Autre conseil préventif : regrouper les veaux par petits lots d’âge semblables (veaux de 0 à 3 semaines, veaux de 3 semaines/sevrage et veaux sevrés). Une observation fine du cheptel est nécessaire car la cryptosporidiose, comme la coccidiose, coexiste à la fois chez des veaux et/ou de jeunes bovins porteurs, excréteurs à bas bruit et non malades. « Ces derniers sont sources de contamination de sujets plus réceptifs, multiplicateurs du parasite qui, à leur tour, vont produire une contamination environnementale massive, responsable d’un foyer de coccidiose. La maladie ne touche au départ qu’une proportion réduite des animaux exposés puis se propage au sein du lot, avec une expression plus ou moins différée (en une à deux semaines) sur plusieurs autres sujets », note le Dr. Didier Guerin, du Gds de la Creuse.
Réagir dans les 48h de vie de l’animal
Généralement, la maladie s’intensifie entre janvier et mars, en première moitié et fin de période de mise-bas. En début de période, les premiers veaux touchés vont recycler le parasite, l’excréter et ainsi contaminer progressivement l’environnement (litière, murs, barrières…) qui devient source de contamination exponentielle pour les nouveau-nés.
L’usage prophylactique de la paromomycine et de l’halofuginone contre C.parvum permettent de prévenir le développement de la maladie. Mais attention : l’éleveur doit alors réagir au plus vite : une étude de l’Inra a en effet démontré que la meilleure efficacité dans le traitement préventif de la maladie était obtenue avec un traitement à base de lactate d’halofuginone, à raison de 120 µg/kg/j(2) pendant 7 jours, à condition que ce cryptosporidiostatique soit appliqué à partir des premières 48h de vie de l’animal. Précisons que cette molécule ne détruit par l’intégralité des cryptosporidies infectant l’animal, mais réduit leur multiplication, permettant ainsi à l’animal d’acquérir son immunité spécifique.
Enfin, une thèse est actuellement en préparation sur le sujet.
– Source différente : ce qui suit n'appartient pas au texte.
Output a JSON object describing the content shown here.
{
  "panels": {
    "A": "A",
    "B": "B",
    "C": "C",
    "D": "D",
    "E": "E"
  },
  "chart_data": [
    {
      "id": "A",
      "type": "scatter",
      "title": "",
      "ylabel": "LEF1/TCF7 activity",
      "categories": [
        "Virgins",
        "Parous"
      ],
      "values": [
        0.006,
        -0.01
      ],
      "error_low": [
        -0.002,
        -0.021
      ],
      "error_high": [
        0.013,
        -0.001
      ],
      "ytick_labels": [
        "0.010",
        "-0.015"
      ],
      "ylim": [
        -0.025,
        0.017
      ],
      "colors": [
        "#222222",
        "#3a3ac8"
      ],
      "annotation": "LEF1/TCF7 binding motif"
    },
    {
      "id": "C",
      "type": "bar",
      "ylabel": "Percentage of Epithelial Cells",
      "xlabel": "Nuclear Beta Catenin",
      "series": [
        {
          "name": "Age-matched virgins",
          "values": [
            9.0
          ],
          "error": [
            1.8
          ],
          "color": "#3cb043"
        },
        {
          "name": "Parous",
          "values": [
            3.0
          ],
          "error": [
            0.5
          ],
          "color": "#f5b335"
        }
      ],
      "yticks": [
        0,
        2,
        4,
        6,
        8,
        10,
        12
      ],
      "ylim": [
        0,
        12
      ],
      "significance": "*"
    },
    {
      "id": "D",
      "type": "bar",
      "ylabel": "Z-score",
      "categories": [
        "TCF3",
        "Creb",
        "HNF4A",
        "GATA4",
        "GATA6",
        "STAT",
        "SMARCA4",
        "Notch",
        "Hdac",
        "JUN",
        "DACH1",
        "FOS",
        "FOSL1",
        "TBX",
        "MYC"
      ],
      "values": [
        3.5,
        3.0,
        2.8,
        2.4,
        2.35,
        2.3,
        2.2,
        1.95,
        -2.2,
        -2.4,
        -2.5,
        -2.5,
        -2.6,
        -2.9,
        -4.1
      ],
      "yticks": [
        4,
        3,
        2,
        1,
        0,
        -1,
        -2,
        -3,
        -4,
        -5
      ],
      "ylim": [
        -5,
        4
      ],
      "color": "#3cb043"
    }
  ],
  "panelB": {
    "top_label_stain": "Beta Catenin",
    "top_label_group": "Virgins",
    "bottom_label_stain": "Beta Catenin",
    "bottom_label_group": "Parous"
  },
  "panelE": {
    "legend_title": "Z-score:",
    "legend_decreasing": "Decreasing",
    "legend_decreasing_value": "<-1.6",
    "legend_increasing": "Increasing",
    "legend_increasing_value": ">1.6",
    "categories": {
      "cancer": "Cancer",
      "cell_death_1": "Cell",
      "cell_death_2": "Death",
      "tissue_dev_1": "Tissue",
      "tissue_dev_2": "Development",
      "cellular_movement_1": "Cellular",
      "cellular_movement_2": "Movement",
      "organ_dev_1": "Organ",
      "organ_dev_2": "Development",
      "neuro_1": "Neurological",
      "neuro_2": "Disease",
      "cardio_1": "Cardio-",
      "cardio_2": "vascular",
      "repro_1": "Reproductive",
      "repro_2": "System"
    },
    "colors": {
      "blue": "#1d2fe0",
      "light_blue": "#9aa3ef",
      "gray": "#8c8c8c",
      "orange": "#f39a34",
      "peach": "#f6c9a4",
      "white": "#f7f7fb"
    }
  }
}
Réalisée par Marine Dessertenne à l’Oniris, Ecole nationale vétérinaire agroalimentaire et de l'alimentation Nantes-Atlantique, elle s’intitule "Maîtrise de la cryptosporidiose chez la génisse d'élevage en conditions naturelles : évaluation de l'intérêt d'une administration d'un supplément alimentaire sur l'excrétion parasitaire et l'expression clinique".